Number of Hedge Fund Holders: 122

Oracle Corporation (NYSE:ORCL) is one of the stocks Jim Cramer shared his takes on. A caller asked what was wrong with the company, and Cramer explained:

“Okay, well, this is actually involved with the debt side of Oracle. They had to borrow a lot of money to be able to… build-out all these data centers they want to. Then people got increasingly worried that maybe one of its largest clients, OpenAI, won’t be able to pay for that. I now am taking that off the table. I don’t want to buy Oracle because I’m not really sure about their business model, but I am not, I would take off the table that they’re, that the stock, it’s… 26 times earnings. If it got down a little bit more, I would just tell you to buy it.”

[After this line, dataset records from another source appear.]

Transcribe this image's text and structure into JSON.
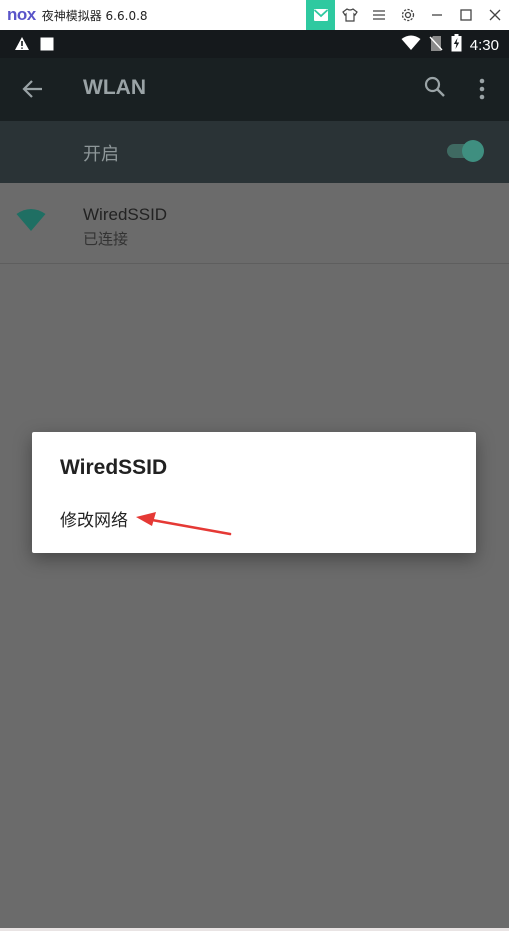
{
  "emulator": {
    "logo": "nox",
    "title": "夜神模拟器 6.6.0.8",
    "controls": [
      "mail-icon",
      "shirt-icon",
      "menu-icon",
      "gear-icon",
      "minimize-icon",
      "maximize-icon",
      "close-icon"
    ]
  },
  "status_bar": {
    "time": "4:30"
  },
  "app_bar": {
    "title": "WLAN"
  },
  "wlan_switch": {
    "label": "开启",
    "enabled": true
  },
  "networks": [
    {
      "ssid": "WiredSSID",
      "status": "已连接"
    }
  ],
  "dialog": {
    "title": "WiredSSID",
    "items": [
      {
        "label": "修改网络"
      }
    ]
  },
  "colors": {
    "accent": "#2ec9a0",
    "wifi": "#1f6f63",
    "scrim": "#6b6b6b",
    "arrow": "#e53935"
  }
}
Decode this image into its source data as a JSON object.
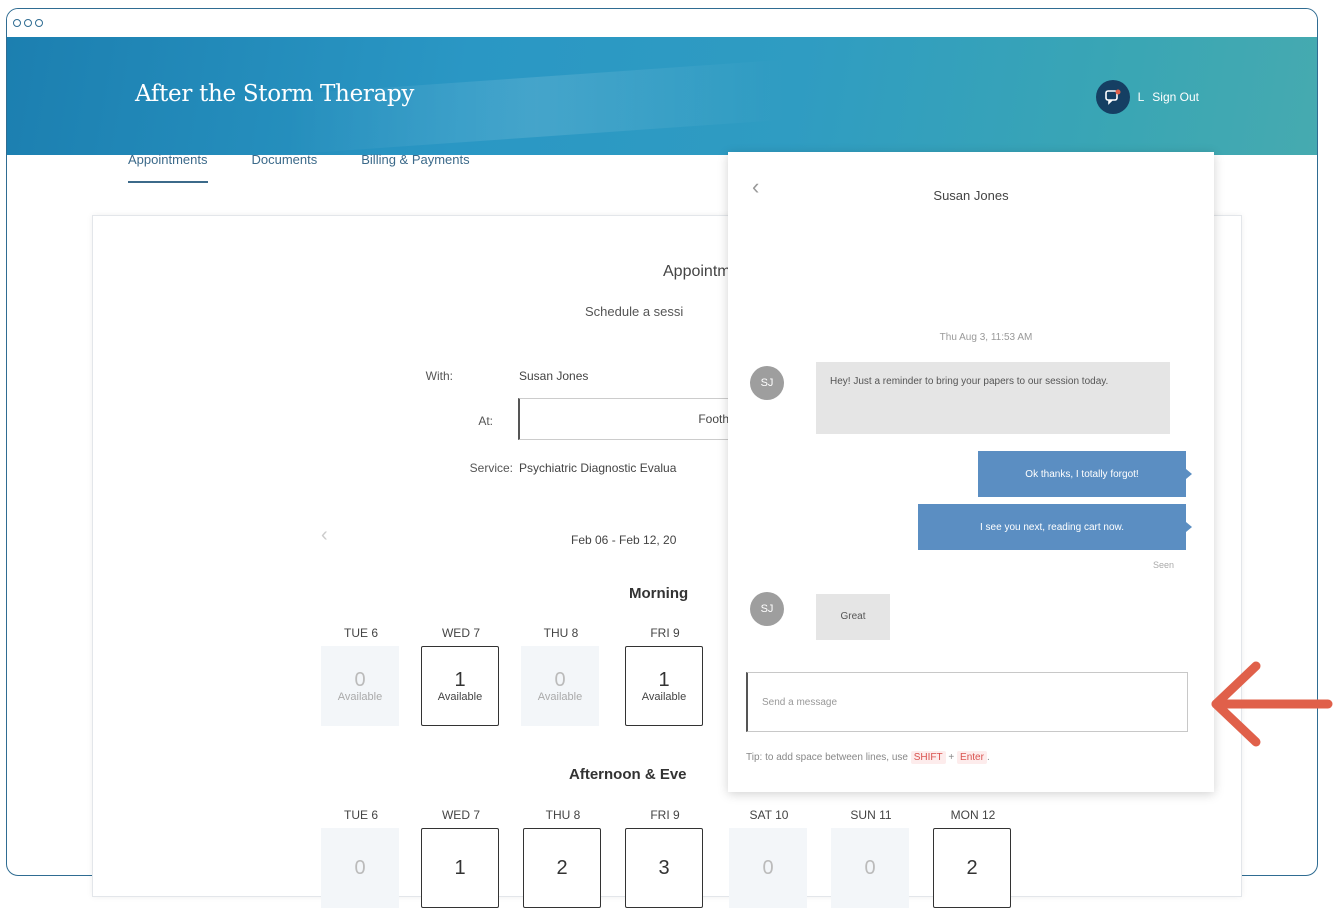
{
  "window": {
    "controls": [
      "",
      "",
      ""
    ]
  },
  "header": {
    "title": "After the Storm Therapy",
    "signout_label": "Sign Out",
    "user_initial": "L"
  },
  "nav": {
    "tabs": [
      "Appointments",
      "Documents",
      "Billing & Payments"
    ]
  },
  "appointment": {
    "title": "Appointment",
    "subtitle": "Schedule a sessi",
    "with_label": "With:",
    "with_value": "Susan Jones",
    "at_label": "At:",
    "at_value": "Foothill",
    "service_label": "Service:",
    "service_value": "Psychiatric Diagnostic Evalua",
    "week_range": "Feb 06 - Feb 12, 20",
    "morning_label": "Morning",
    "afternoon_label": "Afternoon & Eve",
    "available_label": "Available",
    "morning_days": [
      {
        "day": "TUE 6",
        "count": "0",
        "available": false
      },
      {
        "day": "WED 7",
        "count": "1",
        "available": true
      },
      {
        "day": "THU 8",
        "count": "0",
        "available": false
      },
      {
        "day": "FRI 9",
        "count": "1",
        "available": true
      }
    ],
    "afternoon_days": [
      {
        "day": "TUE 6",
        "count": "0",
        "available": false
      },
      {
        "day": "WED 7",
        "count": "1",
        "available": true
      },
      {
        "day": "THU 8",
        "count": "2",
        "available": true
      },
      {
        "day": "FRI 9",
        "count": "3",
        "available": true
      },
      {
        "day": "SAT 10",
        "count": "0",
        "available": false
      },
      {
        "day": "SUN 11",
        "count": "0",
        "available": false
      },
      {
        "day": "MON 12",
        "count": "2",
        "available": true
      }
    ]
  },
  "chat": {
    "contact_name": "Susan Jones",
    "timestamp": "Thu Aug 3, 11:53 AM",
    "avatar_initials": "SJ",
    "messages": {
      "m1": "Hey! Just a reminder to bring your papers to our session today.",
      "m2": "Ok thanks, I totally forgot!",
      "m3": "I see you next, reading cart now.",
      "m4": "Great"
    },
    "seen_label": "Seen",
    "input_placeholder": "Send a message",
    "tip_prefix": "Tip: to add space between lines, use",
    "tip_key1": "SHIFT",
    "tip_plus": "+",
    "tip_key2": "Enter",
    "tip_suffix": "."
  },
  "colors": {
    "header": "#2a97c4",
    "bubble_out": "#5b8ec2",
    "annotation_arrow": "#e0604a"
  }
}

Oracle Corporation (NYSE:ORCL) provides cloud and on-premise software, databases, and IT infrastructure to help businesses manage operations. Cramer discussed the company and its relationship with OpenAI during the December 19 2025 episode, as he remarked:

“Let’s talk about what needs to happen. What could go right, a little more optimistic, to get the data center theme back on track? Right now, the biggest ambush in this market comes from Oracle, the debt-laden software company turned data center builder. They’ve got a huge client called OpenAI, the privately held company that’s been a pioneer in artificial intelligence and the bots that go with it… Oracle’s charged with building out $300 billion worth of orders for these guys… An old-fashioned tech company reinvents itself as a data center builder and crows about it. Not only does Oracle have the huge order from OpenAI, they got another $223 billion in orders from other companies.

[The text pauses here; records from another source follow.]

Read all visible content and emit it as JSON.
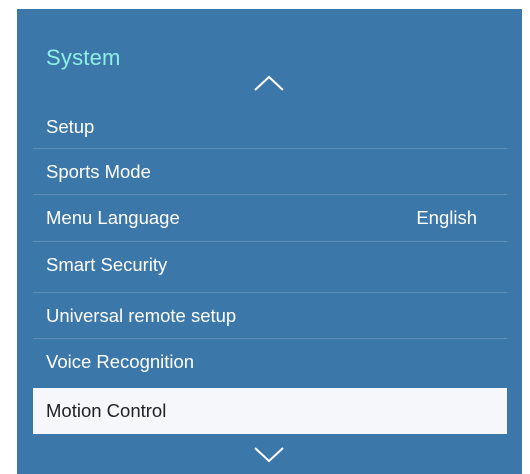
{
  "menu": {
    "title": "System",
    "items": [
      {
        "label": "Setup",
        "value": ""
      },
      {
        "label": "Sports Mode",
        "value": ""
      },
      {
        "label": "Menu Language",
        "value": "English"
      },
      {
        "label": "Smart Security",
        "value": ""
      },
      {
        "label": "Universal remote setup",
        "value": ""
      },
      {
        "label": "Voice Recognition",
        "value": ""
      },
      {
        "label": "Motion Control",
        "value": ""
      }
    ],
    "selected_index": 6
  },
  "icons": {
    "scroll_up": "chevron-up-icon",
    "scroll_down": "chevron-down-icon"
  },
  "colors": {
    "panel_background": "#3c77aa",
    "title_color": "#8ef0e4",
    "item_text": "#ffffff",
    "selected_background": "#f5f7fa",
    "selected_text": "#222222"
  }
}
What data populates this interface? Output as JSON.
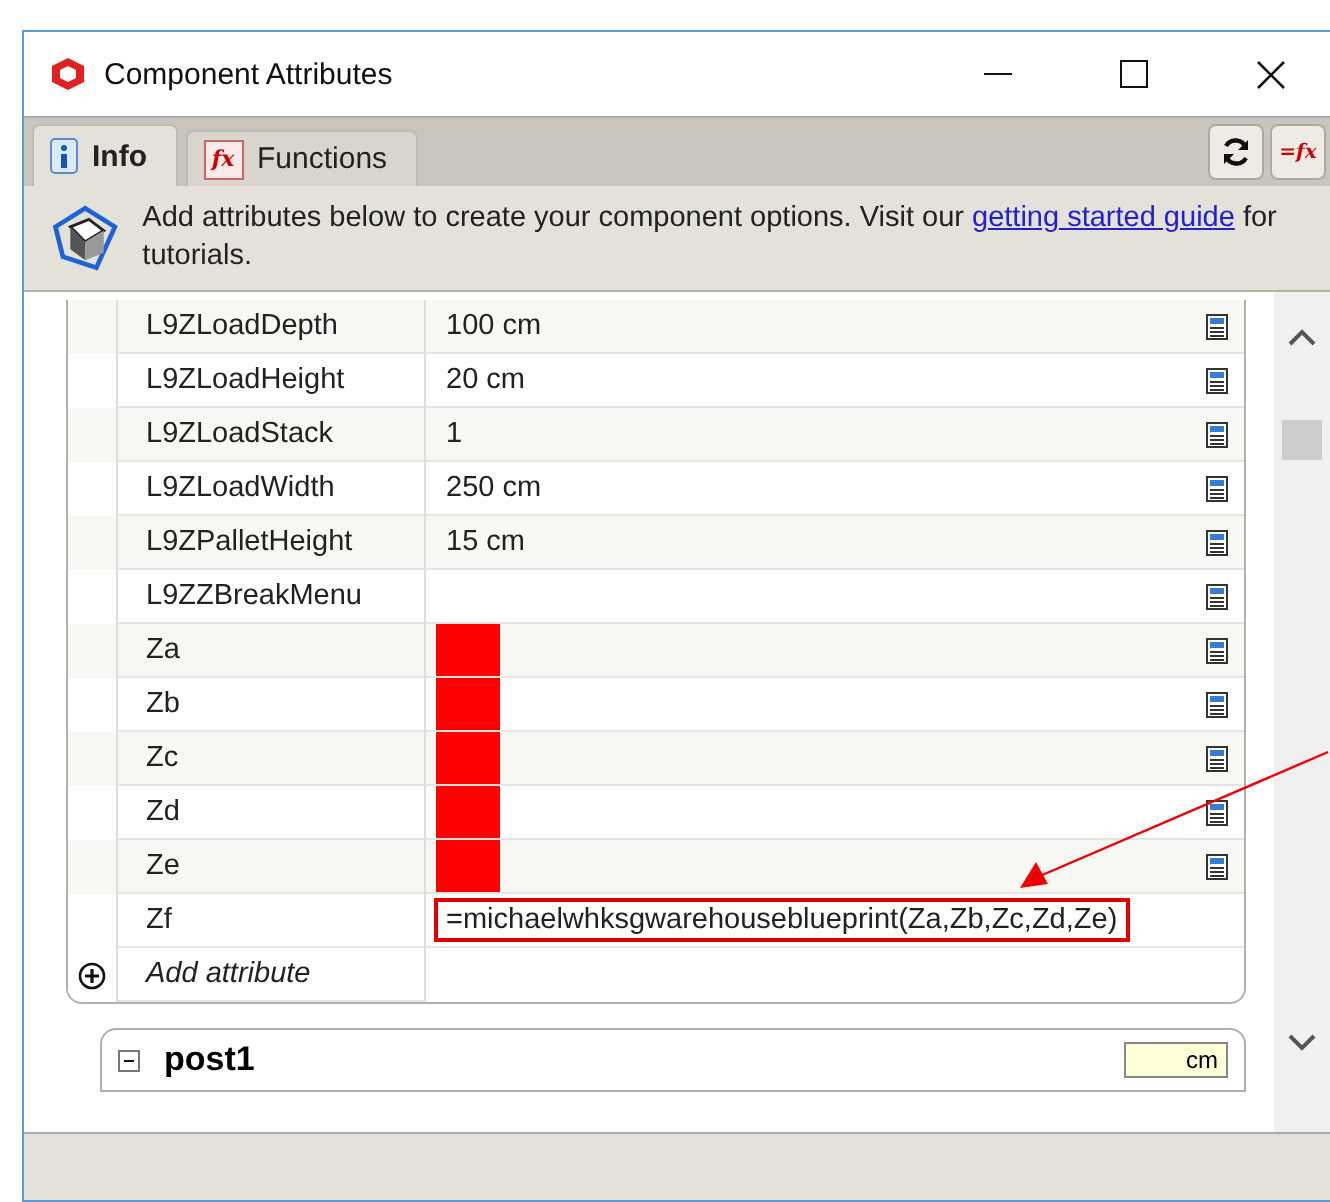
{
  "window": {
    "title": "Component Attributes"
  },
  "tabs": [
    {
      "label": "Info",
      "selected": true,
      "kind": "info"
    },
    {
      "label": "Functions",
      "selected": false,
      "kind": "functions",
      "icon_text": "fx"
    }
  ],
  "toolbar": {
    "formula_label": "=fx"
  },
  "banner": {
    "text": "Add attributes below to create your component options. Visit our ",
    "link": "getting started guide",
    "suffix": " for tutorials."
  },
  "attributes": [
    {
      "name": "L9ZLoadDepth",
      "value": "100 cm",
      "redacted": false,
      "highlighted": false
    },
    {
      "name": "L9ZLoadHeight",
      "value": "20 cm",
      "redacted": false,
      "highlighted": false
    },
    {
      "name": "L9ZLoadStack",
      "value": "1",
      "redacted": false,
      "highlighted": false
    },
    {
      "name": "L9ZLoadWidth",
      "value": "250 cm",
      "redacted": false,
      "highlighted": false
    },
    {
      "name": "L9ZPalletHeight",
      "value": "15 cm",
      "redacted": false,
      "highlighted": false
    },
    {
      "name": "L9ZZBreakMenu",
      "redacted": false,
      "highlighted": false
    },
    {
      "name": "Za",
      "redacted": true,
      "highlighted": false
    },
    {
      "name": "Zb",
      "redacted": true,
      "highlighted": false
    },
    {
      "name": "Zc",
      "redacted": true,
      "highlighted": false
    },
    {
      "name": "Zd",
      "redacted": true,
      "highlighted": false
    },
    {
      "name": "Ze",
      "redacted": true,
      "highlighted": false
    },
    {
      "name": "Zf",
      "value": "=michaelwhksgwarehouseblueprint(Za,Zb,Zc,Zd,Ze)",
      "redacted": false,
      "highlighted": true
    }
  ],
  "add_attribute": {
    "label": "Add attribute"
  },
  "next_section": {
    "title": "post1",
    "unit": "cm"
  }
}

Oracle has put the potential revenue into something called RPO, or remaining performance obligation. Most of the time, that’s almost as good as money in the bank. The OpenAI order, the revelation initially sent Oracle stock from $241 to $345 and change in a single September trading session, although it closed that day at $328…. Of course, Oracle had to raise the money first, so they hit up the bond market for $18 billion, and that’s when the problem started. Bonds can be insured with what’s known as credit default swaps, which you can actually use to bet against those bonds too, even if you don’t own them.

If you fear that Oracle might default, you buy the credit default swaps. The value of Oracle’s credit default swaps soar when the value of the bonds goes down or the perceived value. This spike was picked up by the media, and it derailed everything. Suddenly, Oracle’s grand plan seemed impossible to pull off, and we now believe that the whole data center complex may be stalled. Oracle stock went into free fall, going from $328 down to $178, where it landed two years ago, until it went up a little bit today.”